An evening with Paul Attinello: A psychology of the politics of AIDS
Event details
LGBTQ History Month - York Politics Society Lecture
In commemoration of LGBTQ History Month, York Politics Society warmly welcomes you to an event with Newcastle University lecturer Paul Attinello, on the political psychology of the AIDS crisis.
AIDS erupted in 1981 – into bodies, into hospitals, into the medical world – but the medical inability to deal with the virus, the horrific breakdown of the body, and the return of ancient images of plague meant it could not be contained there. It rapidly became an aggressive battle between classes of people – gay and straight, infected and uninfected, patients and doctors, human bodies and government bodies. However, because of the chaotic nature of the illness, any attempt to contain HIV/AIDS in normative systems of politics always had dense supplements, materials that couldn’t rationally be managed.

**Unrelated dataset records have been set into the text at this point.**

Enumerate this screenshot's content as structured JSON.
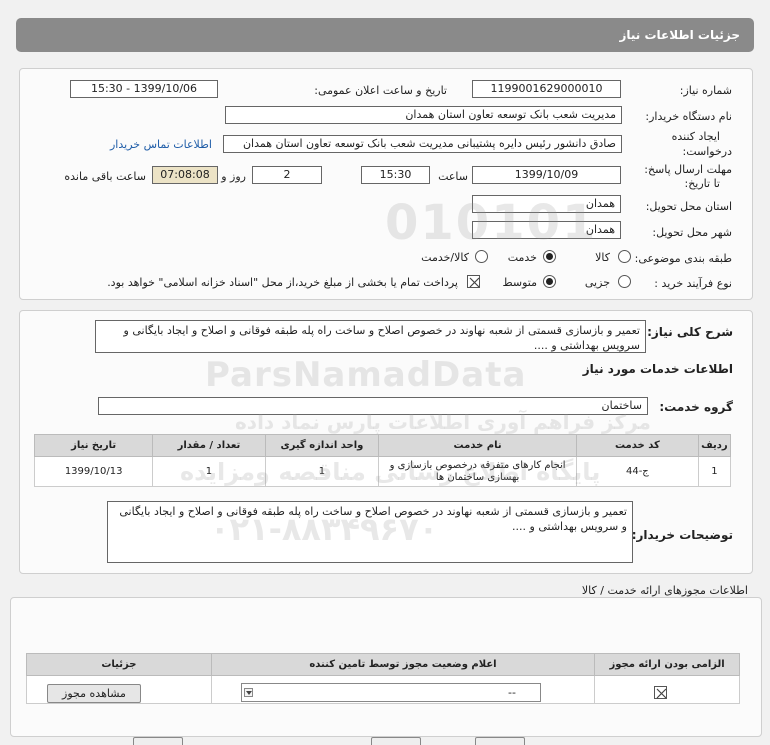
{
  "header": {
    "title": "جزئیات اطلاعات نیاز"
  },
  "form": {
    "need_number_label": "شماره نیاز:",
    "need_number": "1199001629000010",
    "announce_label": "تاریخ و ساعت اعلان عمومی:",
    "announce_value": "1399/10/06 - 15:30",
    "buyer_org_label": "نام دستگاه خریدار:",
    "buyer_org": "مدیریت شعب بانک توسعه تعاون استان همدان",
    "creator_label_1": "ایجاد کننده",
    "creator_label_2": "درخواست:",
    "creator": "صادق دانشور رئیس دایره پشتیبانی مدیریت شعب بانک توسعه تعاون استان همدان",
    "contact_link": "اطلاعات تماس خریدار",
    "deadline_label_1": "مهلت ارسال پاسخ:",
    "deadline_label_2": "تا تاریخ:",
    "deadline_date": "1399/10/09",
    "time_label": "ساعت",
    "deadline_time": "15:30",
    "days_value": "2",
    "days_label": "روز و",
    "remaining_time": "07:08:08",
    "remaining_label": "ساعت باقی مانده",
    "province_label": "استان محل تحویل:",
    "province": "همدان",
    "city_label": "شهر محل تحویل:",
    "city": "همدان",
    "category_label": "طبقه بندی موضوعی:",
    "category_options": [
      "کالا",
      "خدمت",
      "کالا/خدمت"
    ],
    "category_selected": "خدمت",
    "process_label": "نوع فرآیند خرید :",
    "process_options": [
      "جزیی",
      "متوسط"
    ],
    "process_selected": "متوسط",
    "payment_note": "پرداخت تمام یا بخشی از مبلغ خرید،از محل \"اسناد خزانه اسلامی\" خواهد بود."
  },
  "summary": {
    "description_label": "شرح کلی نیاز:",
    "description": "تعمیر و بازسازی قسمتی از شعبه نهاوند در خصوص اصلاح و ساخت راه پله طبقه فوقانی و اصلاح و ایجاد بایگانی و سرویس بهداشتی و ....",
    "services_title": "اطلاعات خدمات مورد نیاز",
    "service_group_label": "گروه خدمت:",
    "service_group": "ساختمان",
    "table": {
      "headers": [
        "ردیف",
        "کد خدمت",
        "نام خدمت",
        "واحد اندازه گیری",
        "تعداد / مقدار",
        "تاریخ نیاز"
      ],
      "rows": [
        [
          "1",
          "ج-44",
          "انجام کارهای متفرقه درخصوص بازسازی و بهسازی ساختمان ها",
          "1",
          "1",
          "1399/10/13"
        ]
      ]
    },
    "buyer_notes_label": "توضیحات خریدار:",
    "buyer_notes": "تعمیر و بازسازی قسمتی از شعبه نهاوند در خصوص اصلاح و ساخت راه پله طبقه فوقانی و اصلاح و ایجاد بایگانی و سرویس بهداشتی و ...."
  },
  "permits": {
    "title": "اطلاعات مجوزهای ارائه خدمت / کالا",
    "headers": [
      "الزامی بودن ارائه مجوز",
      "اعلام وضعیت مجوز توسط تامین کننده",
      "جزئیات"
    ],
    "status_value": "--",
    "view_button": "مشاهده مجوز"
  },
  "watermark": {
    "digits": "010101",
    "brand": "ParsNamadData",
    "fa_line1": "مرکز فراهم آوری اطلاعات پارس نماد داده",
    "fa_line2": "پایگاه اطلاع رسانی مناقصه ومزایده",
    "phone": "۰۲۱-۸۸۳۴۹۶۷۰"
  }
}
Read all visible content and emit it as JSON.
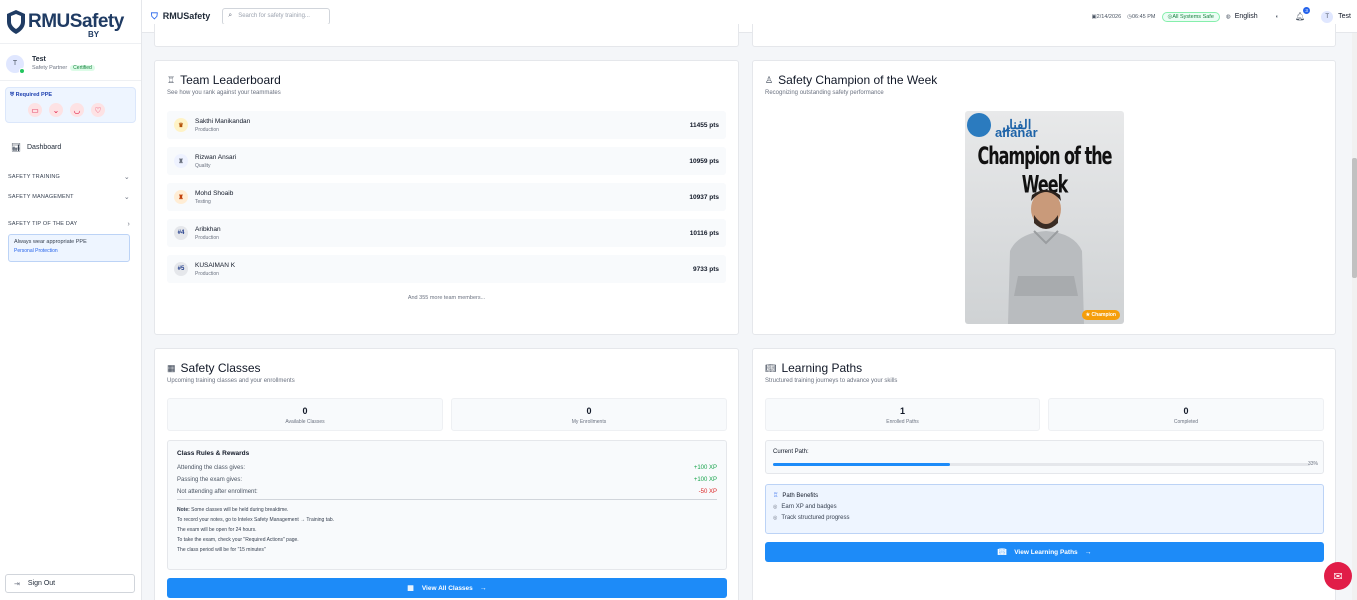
{
  "brand": {
    "name": "RMUSafety",
    "by": "BY"
  },
  "user": {
    "name": "Test",
    "role": "Safety Partner",
    "badge": "Certified",
    "initial": "T"
  },
  "ppe": {
    "title": "Required PPE"
  },
  "nav": {
    "dashboard": "Dashboard",
    "sections": [
      "SAFETY TRAINING",
      "SAFETY MANAGEMENT",
      "SAFETY TIP OF THE DAY"
    ],
    "tip": {
      "text": "Always wear appropriate PPE",
      "category": "Personal Protection"
    },
    "signout": "Sign Out"
  },
  "topbar": {
    "app_name": "RMUSafety",
    "search_placeholder": "Search for safety training...",
    "date": "2/14/2026",
    "time": "06:45 PM",
    "status": "All Systems Safe",
    "language": "English",
    "notifications": "3",
    "user_initial": "T",
    "user_name": "Test"
  },
  "leaderboard": {
    "title": "Team Leaderboard",
    "subtitle": "See how you rank against your teammates",
    "rows": [
      {
        "rank": "",
        "name": "Sakthi Manikandan",
        "dept": "Production",
        "points": "11455 pts"
      },
      {
        "rank": "",
        "name": "Rizwan Ansari",
        "dept": "Quality",
        "points": "10959 pts"
      },
      {
        "rank": "",
        "name": "Mohd Shoaib",
        "dept": "Testing",
        "points": "10937 pts"
      },
      {
        "rank": "#4",
        "name": "Aribkhan",
        "dept": "Production",
        "points": "10116 pts"
      },
      {
        "rank": "#5",
        "name": "KUSAIMAN K",
        "dept": "Production",
        "points": "9733 pts"
      }
    ],
    "more": "And 355 more team members..."
  },
  "champion": {
    "title": "Safety Champion of the Week",
    "subtitle": "Recognizing outstanding safety performance",
    "image_banner": "Champion of the Week",
    "logo_ar": "الفنار",
    "logo_en": "alfanar",
    "badge": "Champion"
  },
  "classes": {
    "title": "Safety Classes",
    "subtitle": "Upcoming training classes and your enrollments",
    "stats": [
      {
        "value": "0",
        "label": "Available Classes"
      },
      {
        "value": "0",
        "label": "My Enrollments"
      }
    ],
    "rules_title": "Class Rules & Rewards",
    "rules": [
      {
        "label": "Attending the class gives:",
        "value": "+100 XP"
      },
      {
        "label": "Passing the exam gives:",
        "value": "+100 XP"
      },
      {
        "label": "Not attending after enrollment:",
        "value": "-50 XP"
      }
    ],
    "note_label": "Note:",
    "notes": [
      "Some classes will be held during breaktime.",
      "To record your notes, go to Intelex Safety Management → Training tab.",
      "The exam will be open for 24 hours.",
      "To take the exam, check your \"Required Actions\" page.",
      "The class period will be for \"15 minutes\""
    ],
    "cta": "View All Classes"
  },
  "paths": {
    "title": "Learning Paths",
    "subtitle": "Structured training journeys to advance your skills",
    "stats": [
      {
        "value": "1",
        "label": "Enrolled Paths"
      },
      {
        "value": "0",
        "label": "Completed"
      }
    ],
    "current_label": "Current Path:",
    "progress": 0.33,
    "progress_text": "33%",
    "benefits_title": "Path Benefits",
    "benefits": [
      "Earn XP and badges",
      "Track structured progress"
    ],
    "cta": "View Learning Paths"
  },
  "colors": {
    "accent": "#1d8bf8",
    "brand": "#1f3b63",
    "success": "#16a34a",
    "danger": "#dc2626"
  }
}
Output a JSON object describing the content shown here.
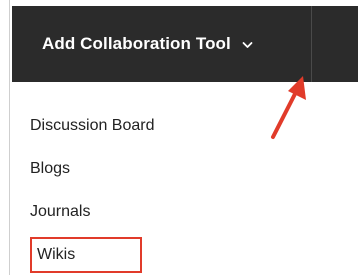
{
  "toolbar": {
    "button_label": "Add Collaboration Tool",
    "chevron_icon": "chevron-down-icon"
  },
  "menu": {
    "items": [
      {
        "label": "Discussion Board"
      },
      {
        "label": "Blogs"
      },
      {
        "label": "Journals"
      },
      {
        "label": "Wikis"
      }
    ]
  },
  "annotations": {
    "arrow_color": "#e13b2a",
    "highlight_color": "#e13b2a"
  },
  "colors": {
    "toolbar_background": "#2b2b2b",
    "toolbar_text": "#ffffff",
    "menu_text": "#222222"
  }
}
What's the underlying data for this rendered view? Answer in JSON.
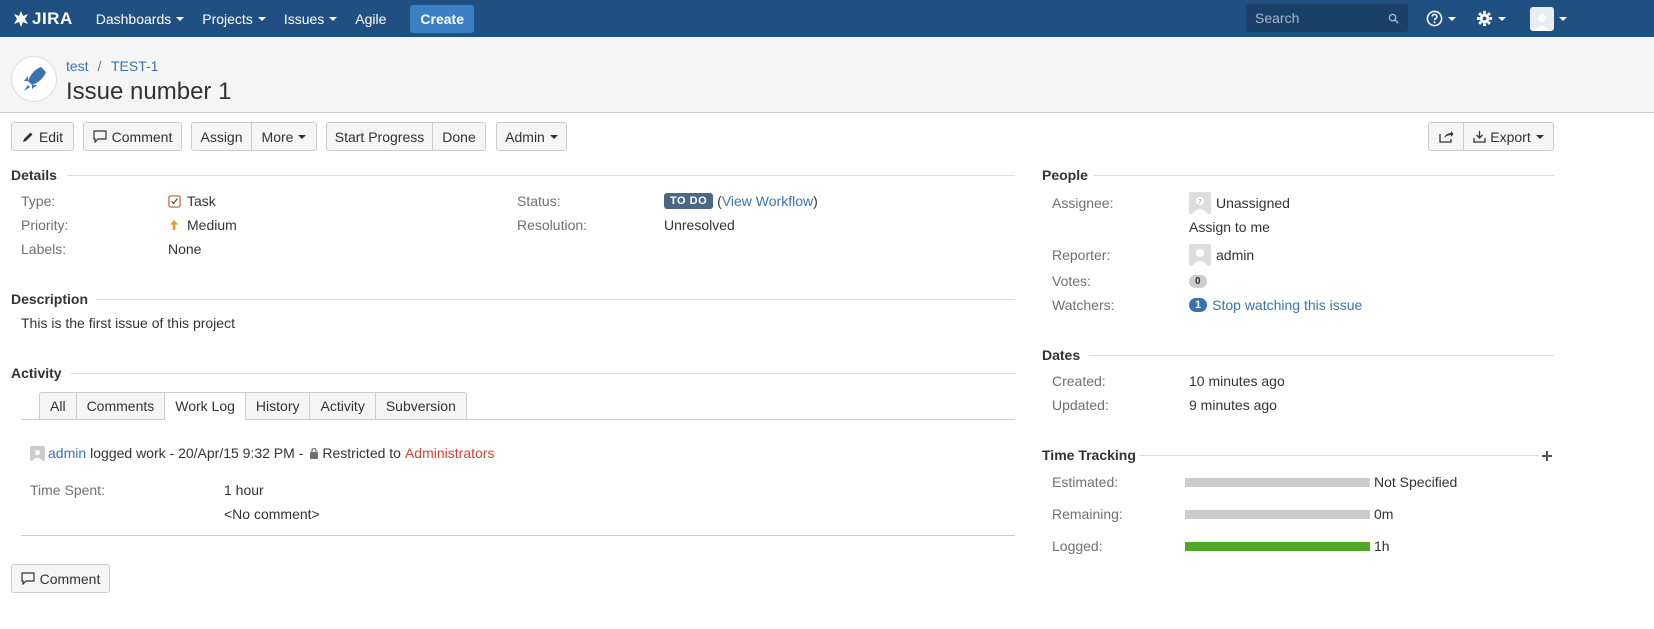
{
  "nav": {
    "logo": "JIRA",
    "items": [
      {
        "label": "Dashboards",
        "caret": true
      },
      {
        "label": "Projects",
        "caret": true
      },
      {
        "label": "Issues",
        "caret": true
      },
      {
        "label": "Agile",
        "caret": false
      }
    ],
    "create": "Create",
    "search_placeholder": "Search"
  },
  "header": {
    "project": "test",
    "separator": "/",
    "issue_key": "TEST-1",
    "title": "Issue number 1"
  },
  "toolbar": {
    "edit": "Edit",
    "comment": "Comment",
    "assign": "Assign",
    "more": "More",
    "start_progress": "Start Progress",
    "done": "Done",
    "admin": "Admin",
    "export": "Export"
  },
  "details": {
    "heading": "Details",
    "type_label": "Type:",
    "type_value": "Task",
    "priority_label": "Priority:",
    "priority_value": "Medium",
    "labels_label": "Labels:",
    "labels_value": "None",
    "status_label": "Status:",
    "status_value": "TO DO",
    "view_workflow": "View Workflow",
    "resolution_label": "Resolution:",
    "resolution_value": "Unresolved"
  },
  "description": {
    "heading": "Description",
    "text": "This is the first issue of this project"
  },
  "activity": {
    "heading": "Activity",
    "tabs": [
      "All",
      "Comments",
      "Work Log",
      "History",
      "Activity",
      "Subversion"
    ],
    "active_tab": "Work Log",
    "entry": {
      "user": "admin",
      "action": "logged work - 20/Apr/15 9:32 PM -",
      "restricted": "Restricted to",
      "group": "Administrators",
      "time_spent_label": "Time Spent:",
      "time_spent_value": "1 hour",
      "comment": "<No comment>"
    },
    "comment_button": "Comment"
  },
  "people": {
    "heading": "People",
    "assignee_label": "Assignee:",
    "assignee_value": "Unassigned",
    "assign_to_me": "Assign to me",
    "reporter_label": "Reporter:",
    "reporter_value": "admin",
    "votes_label": "Votes:",
    "votes_count": "0",
    "watchers_label": "Watchers:",
    "watchers_count": "1",
    "watch_link": "Stop watching this issue"
  },
  "dates": {
    "heading": "Dates",
    "created_label": "Created:",
    "created_value": "10 minutes ago",
    "updated_label": "Updated:",
    "updated_value": "9 minutes ago"
  },
  "time_tracking": {
    "heading": "Time Tracking",
    "estimated_label": "Estimated:",
    "estimated_value": "Not Specified",
    "estimated_fill": 0,
    "remaining_label": "Remaining:",
    "remaining_value": "0m",
    "remaining_fill": 0,
    "logged_label": "Logged:",
    "logged_value": "1h",
    "logged_fill": 1.0
  },
  "colors": {
    "nav_bg": "#205081",
    "link": "#3b73af",
    "status_lozenge": "#4a6785",
    "logged_bar": "#51a825",
    "empty_bar": "#ccc",
    "restricted_group": "#d04437"
  }
}
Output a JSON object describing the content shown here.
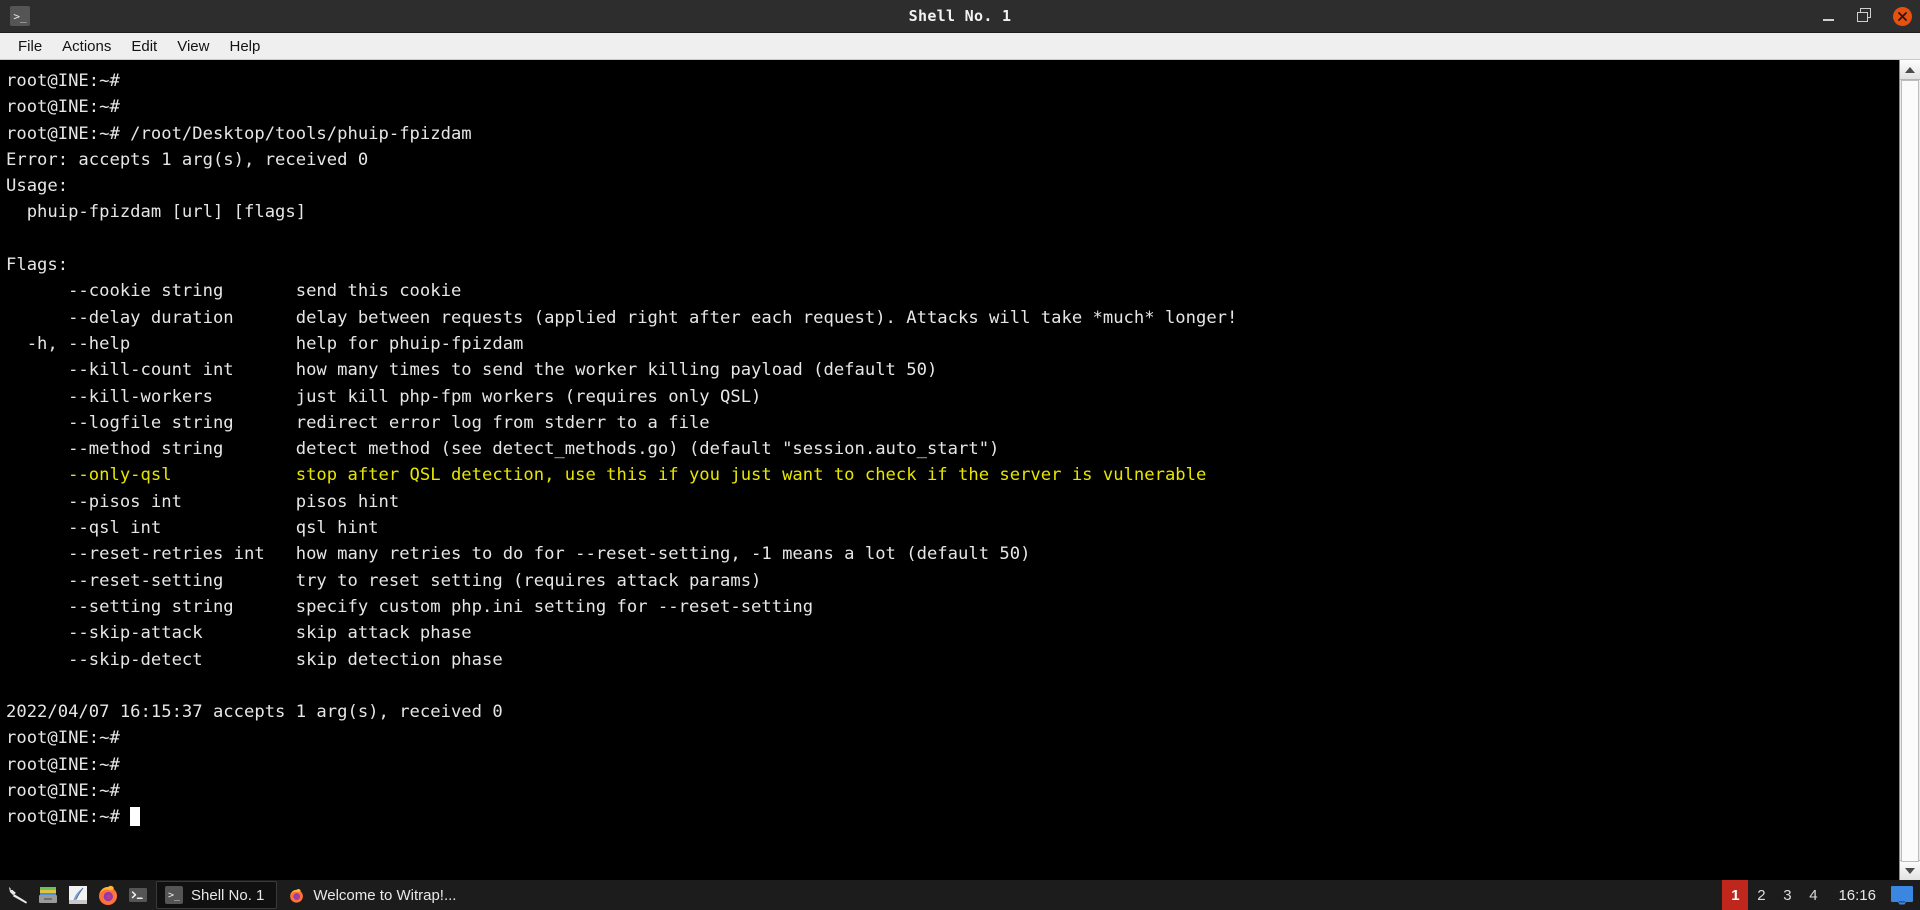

The political world of AIDS was thus both powerfully outlined – famed, articulate, public – and heavily charged with emotion: if hospitals, boardrooms, and streets were transformed into battlegrounds, they reflected deeper battles around the terrors of illness and death.
In this fascinating talk, we will outline structures of political responses to AIDS in images, texts and music and link them to COVID experiences, asking whether we can have an awareness of illness and death that does not destroy the hope embedded in the political.